Distillation makes advanced reasoning models scalable. DeepSeek-R1 distilled its knowledge into smaller Qwen and LLaMA-based models, proving that high-level reasoning can be transferred to compact architectures without full RL training.

Have We Been Overusing RLHF?

For years, RLHF has been considered the gold standard for aligning LLMs with human preferences, but DeepSeek-R1 suggests that this approach may be overused. It shows that:

Pure reinforcement learning can match or exceed RLHF-trained models in reasoning-heavy tasks like math and coding.
Eliminating the reward model prevents reward hacking and makes training more stable.
Distillation can scale high-quality reasoning down to smaller, more efficient models.

This raises an important question for the AI research community:

Do we really need human feedback at every stage, or can self-optimizing reinforcement learning be enough?

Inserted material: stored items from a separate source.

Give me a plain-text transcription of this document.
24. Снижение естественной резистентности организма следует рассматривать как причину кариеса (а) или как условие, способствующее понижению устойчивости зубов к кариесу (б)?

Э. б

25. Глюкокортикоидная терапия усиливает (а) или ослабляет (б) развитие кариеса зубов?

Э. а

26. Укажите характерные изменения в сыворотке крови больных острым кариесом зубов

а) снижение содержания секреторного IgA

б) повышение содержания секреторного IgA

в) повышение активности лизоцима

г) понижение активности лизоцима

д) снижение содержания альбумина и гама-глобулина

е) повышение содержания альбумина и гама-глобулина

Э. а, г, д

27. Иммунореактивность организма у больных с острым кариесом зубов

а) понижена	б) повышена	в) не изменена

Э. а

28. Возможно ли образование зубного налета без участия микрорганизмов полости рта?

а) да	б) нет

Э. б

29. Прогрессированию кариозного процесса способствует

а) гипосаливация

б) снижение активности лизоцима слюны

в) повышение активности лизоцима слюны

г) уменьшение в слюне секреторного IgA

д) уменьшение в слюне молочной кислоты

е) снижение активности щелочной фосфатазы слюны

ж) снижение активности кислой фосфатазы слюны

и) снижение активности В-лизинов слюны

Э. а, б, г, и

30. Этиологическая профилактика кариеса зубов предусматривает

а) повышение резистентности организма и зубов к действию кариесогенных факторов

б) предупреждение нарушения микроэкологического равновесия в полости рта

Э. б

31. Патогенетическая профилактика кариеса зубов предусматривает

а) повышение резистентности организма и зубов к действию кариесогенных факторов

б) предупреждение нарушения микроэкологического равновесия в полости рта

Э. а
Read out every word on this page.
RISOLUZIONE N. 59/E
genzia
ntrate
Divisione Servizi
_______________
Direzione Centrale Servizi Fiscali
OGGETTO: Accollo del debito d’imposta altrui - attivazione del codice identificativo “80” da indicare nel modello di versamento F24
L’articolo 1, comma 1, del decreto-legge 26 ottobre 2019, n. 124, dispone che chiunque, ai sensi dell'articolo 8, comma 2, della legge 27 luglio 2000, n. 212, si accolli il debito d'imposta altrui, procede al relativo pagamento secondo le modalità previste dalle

What This Means for the Future of LLM Training

DeepSeek-R1 introduces a new blueprint for LLM training — one that is cheaper, more scalable, and more stable than traditional RLHF approaches. This shift could reshape how future LLMs are trained, making high-performance models:

Less reliant on human annotation bottlenecks.
More adaptable to self-improving feedback loops.
Easier to scale through distillation into efficient, smaller models.

If DeepSeek-R1’s approach proves generalizable beyond math and coding, it could signal the beginning of a new training era — one where LLMs learn to optimize themselves without needing human intervention at every step.